Drag queens, the civil rights movement, and an enduring arts and music scene all have contributed to Lexington's gay-friendly nature. "If you want to live in a place that has the hospitality and quirkiness of the South but is tolerant and uncongested, Lexington is all that," says Jeff Jones, 41, an assistant professor of public health at the University of Kentucky and one of Lexington's cognoscenti.

Jones shows me the cozy three-bedroom bungalow he owns with his partner, Chris, in a gayborhood known by the locals as "Dyke Heights." After snacking on beer cheese and pickled watermelon rind he drives me up to the beautiful Keeneland racetrack, where during the horse racing season fabulous gay boys mingle with "old money, truck drivers, and straight families."

You can't discount the role horses have played in the progressive social climate in Lexington, he says. Churchill Downs in Louisville is where the Kentucky Derby is held, but Lexington is where the history of horse breeding and racing resides. In recent years out lesbian couples have begun to emerge as prominent players in the horse farm business.

While there are a number of gayborhoods, gay bars, and a gay community center in Lexington, the people who go to them speak of the kind of gay-straight integration I found in Santa Fe. "Kentucky is a family-orientated state," says Paul Brown, 30, chair of the Bluegrass chapter of Kentucky Fairness Alliance, a statewide LGBT advocacy group. "I like the small-town feel. I feel a definite unity here. In Lexington I'm surrounded by great people."

Brown is sitting with a large group of gay and lesbian friends at a bohemian restaurant called Alfalfa in the heart of downtown. As in Santa Fe, I discover that most of the people have come from somewhere else--or in some cases "fled to Lexington." Both Brown and Jeffrey Moore, 38, grew up in Henderson, a small town in southwest Kentucky where many people are religious fundamentalists and antigay. Moore didn't want to leave the state, so he came to Lexington, where "you can be yourself," he says.

Shannon Stuart-Smith, 51, has lived all over the country and chose to come to Lexington, where she met her partner of seven years, Julia Fain, 39, who also came from out of state. Fain works at Lexmark, an office supply company employing thousands of people. They like the high salaries and low cost of living. "It's a quality of life I want in a city," says Stuart-Smith. "The crime rate is low. I have culture. I have progressive theater. And the people are just friendly."

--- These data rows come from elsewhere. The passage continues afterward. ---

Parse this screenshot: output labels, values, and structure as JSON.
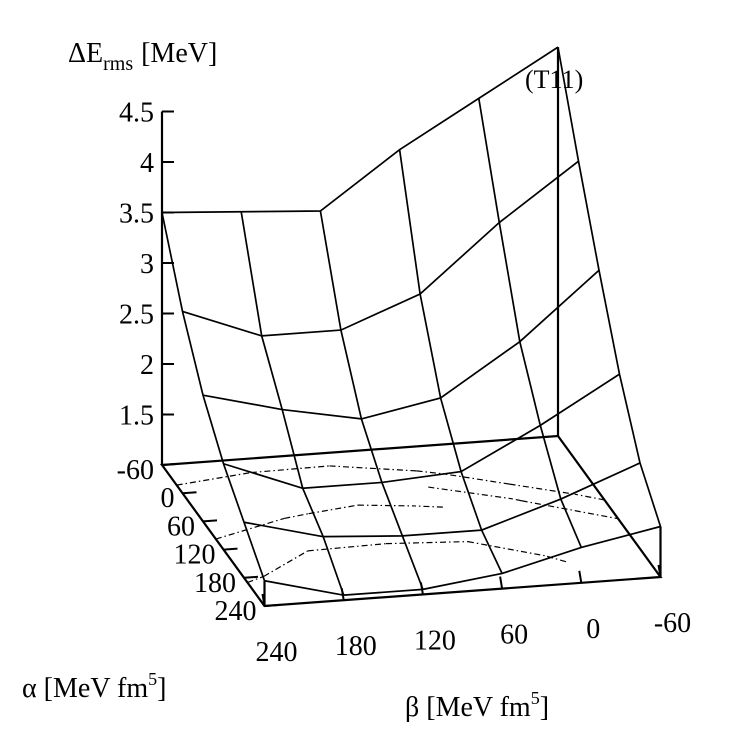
{
  "chart_data": {
    "type": "surface",
    "panel_tag": "(T11)",
    "zlabel": {
      "main": "ΔE",
      "sub": "rms",
      "unit": "[MeV]"
    },
    "xlabel": {
      "main": "α [MeV fm",
      "sup": "5",
      "close": "]"
    },
    "ylabel": {
      "main": "β [MeV fm",
      "sup": "5",
      "close": "]"
    },
    "x_ticks": [
      "-60",
      "0",
      "60",
      "120",
      "180",
      "240"
    ],
    "y_ticks": [
      "240",
      "180",
      "120",
      "60",
      "0",
      "-60"
    ],
    "z_ticks": [
      "1.5",
      "2",
      "2.5",
      "3",
      "3.5",
      "4",
      "4.5"
    ],
    "zlim": [
      1.0,
      4.5
    ],
    "alpha_values": [
      -60,
      0,
      60,
      120,
      180,
      240
    ],
    "beta_values": [
      240,
      180,
      120,
      60,
      0,
      -60
    ],
    "z": [
      [
        3.5,
        3.45,
        3.4,
        3.95,
        4.4,
        4.85
      ],
      [
        2.8,
        2.5,
        2.5,
        2.8,
        3.45,
        4.0
      ],
      [
        2.25,
        2.05,
        1.9,
        2.05,
        2.55,
        3.2
      ],
      [
        1.85,
        1.55,
        1.55,
        1.6,
        2.0,
        2.45
      ],
      [
        1.55,
        1.35,
        1.3,
        1.3,
        1.55,
        1.85
      ],
      [
        1.25,
        1.05,
        1.05,
        1.15,
        1.35,
        1.5
      ]
    ],
    "contour_levels": [
      1.5,
      2.0,
      2.5,
      3.0
    ],
    "grid": false
  }
}
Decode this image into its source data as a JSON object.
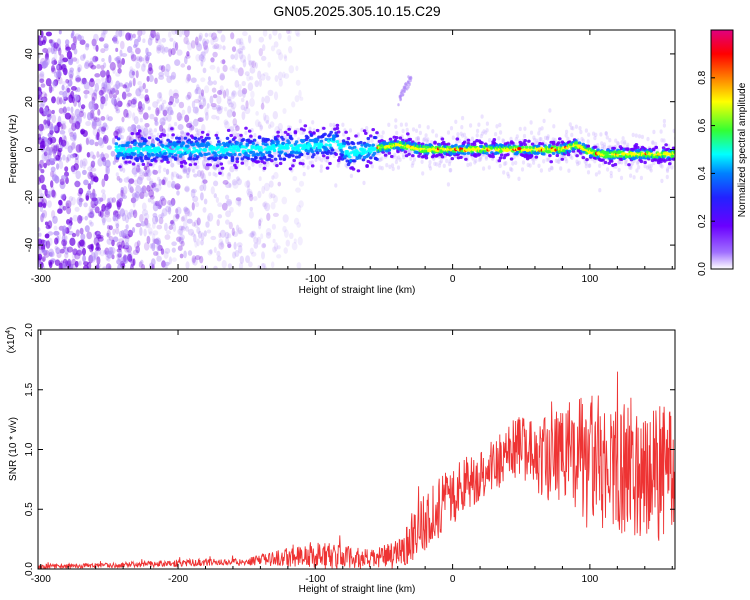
{
  "title": "GN05.2025.305.10.15.C29",
  "colors": {
    "background": "#ffffff",
    "snr_line": "#ee3333",
    "spectrogram_scatter": "#8a3ff0",
    "ridge_cmap": [
      "#e00080",
      "#ff0000",
      "#ff7f00",
      "#ffff00",
      "#33ff33",
      "#00ffff",
      "#0080ff",
      "#2222ff",
      "#6a00ff",
      "#ffffff"
    ]
  },
  "chart_data": [
    {
      "type": "heatmap",
      "xlabel": "Height of straight line (km)",
      "ylabel": "Frequency (Hz)",
      "xlim": [
        -302,
        162
      ],
      "ylim": [
        -50,
        50
      ],
      "xticks": [
        -300,
        -200,
        -100,
        0,
        100
      ],
      "xtick_labels": [
        "-300",
        "-200",
        "-100",
        "0",
        "100"
      ],
      "yticks": [
        -40,
        -20,
        0,
        20,
        40
      ],
      "ytick_labels": [
        "-40",
        "-20",
        "0",
        "20",
        "40"
      ],
      "colorbar": {
        "label": "Normalized spectral amplitude",
        "range": [
          0,
          1
        ],
        "ticks": [
          0.0,
          0.2,
          0.4,
          0.6,
          0.8
        ],
        "tick_labels": [
          "0.0",
          "0.2",
          "0.4",
          "0.6",
          "0.8"
        ]
      },
      "ridge": {
        "description_points": [
          [
            -240,
            0
          ],
          [
            -200,
            0
          ],
          [
            -150,
            0
          ],
          [
            -110,
            1
          ],
          [
            -85,
            3
          ],
          [
            -75,
            -2
          ],
          [
            -60,
            0
          ],
          [
            -40,
            2
          ],
          [
            -20,
            0
          ],
          [
            0,
            0
          ],
          [
            40,
            0
          ],
          [
            80,
            0
          ],
          [
            90,
            2
          ],
          [
            100,
            -1
          ],
          [
            110,
            -2
          ],
          [
            140,
            -2
          ],
          [
            162,
            -2
          ]
        ],
        "noise_region_x": [
          -302,
          -130
        ],
        "streak": [
          [
            -40,
            20
          ],
          [
            -30,
            30
          ]
        ]
      }
    },
    {
      "type": "line",
      "xlabel": "Height of straight line (km)",
      "ylabel": "SNR (10 * v/v)",
      "y_multiplier": "(x10^4)",
      "xlim": [
        -302,
        162
      ],
      "ylim": [
        0,
        2.0
      ],
      "xticks": [
        -300,
        -200,
        -100,
        0,
        100
      ],
      "xtick_labels": [
        "-300",
        "-200",
        "-100",
        "0",
        "100"
      ],
      "yticks": [
        0.0,
        0.5,
        1.0,
        1.5,
        2.0
      ],
      "ytick_labels": [
        "0.0",
        "0.5",
        "1.0",
        "1.5",
        "2.0"
      ],
      "envelope": {
        "x": [
          -302,
          -250,
          -200,
          -150,
          -120,
          -100,
          -80,
          -60,
          -40,
          -30,
          -20,
          0,
          20,
          40,
          50,
          60,
          80,
          100,
          120,
          140,
          162
        ],
        "mean": [
          0.02,
          0.03,
          0.05,
          0.06,
          0.1,
          0.12,
          0.1,
          0.08,
          0.12,
          0.28,
          0.4,
          0.62,
          0.8,
          0.95,
          1.05,
          0.9,
          0.95,
          0.88,
          0.85,
          0.82,
          0.78
        ],
        "spread": [
          0.02,
          0.02,
          0.03,
          0.03,
          0.08,
          0.12,
          0.1,
          0.08,
          0.12,
          0.22,
          0.25,
          0.25,
          0.22,
          0.25,
          0.28,
          0.3,
          0.45,
          0.6,
          0.55,
          0.55,
          0.6
        ]
      }
    }
  ]
}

The following day I walk with Burley Thomas around Gratz Park in downtown Lexington. Historic homes shaded by tall trees surround a grassy square where the Confederate and Union armies camped at different times during the Civil War. Thomas, a 27-year-old gay communications staffer at the University of Kentucky, lives in a nearby apartment on what local gays affectionately refer to as "fag hill." "It's Greenwich Village in Lexington," he says.

While Thomas is happy to be living in a less-than-urban environment, he goes out of his way to show me something decidedly urban. At a nearby shuttered parking garage he rolls up a rusted steel door. A colorful collage of graffiti by various artists covers the interior. "This is my favorite spot," he says. "It's real art. It's hip-hop. It's beautiful deviancy."

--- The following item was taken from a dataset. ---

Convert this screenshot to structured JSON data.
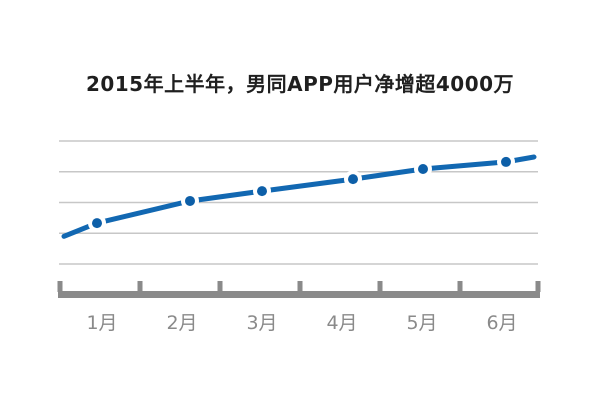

At the Cowgirl, Moore and Ryan also seem to long for urban qualities not easily found in the city they call home. "We need more young gay boys," Moore says as she orders a margarita. I give her a surprised look, thinking this might be the reason I've been hauled off to Cowgirl. "We need big hunky Chelsea boys." (OK, maybe I'm not the reason.) "We need that energy. There are a lot of powerful lesbians here; now we need big fun gays."

Moore knows about big fun gays from Chelsea. She was a popular DJ back in New York City and still DJ's in Santa Fe. But in many big cities lesbians and gay men don't really hang out together. In Santa Fe's integrated culture, such segregation doesn't exist, and that's the way Moore and Ryan like it.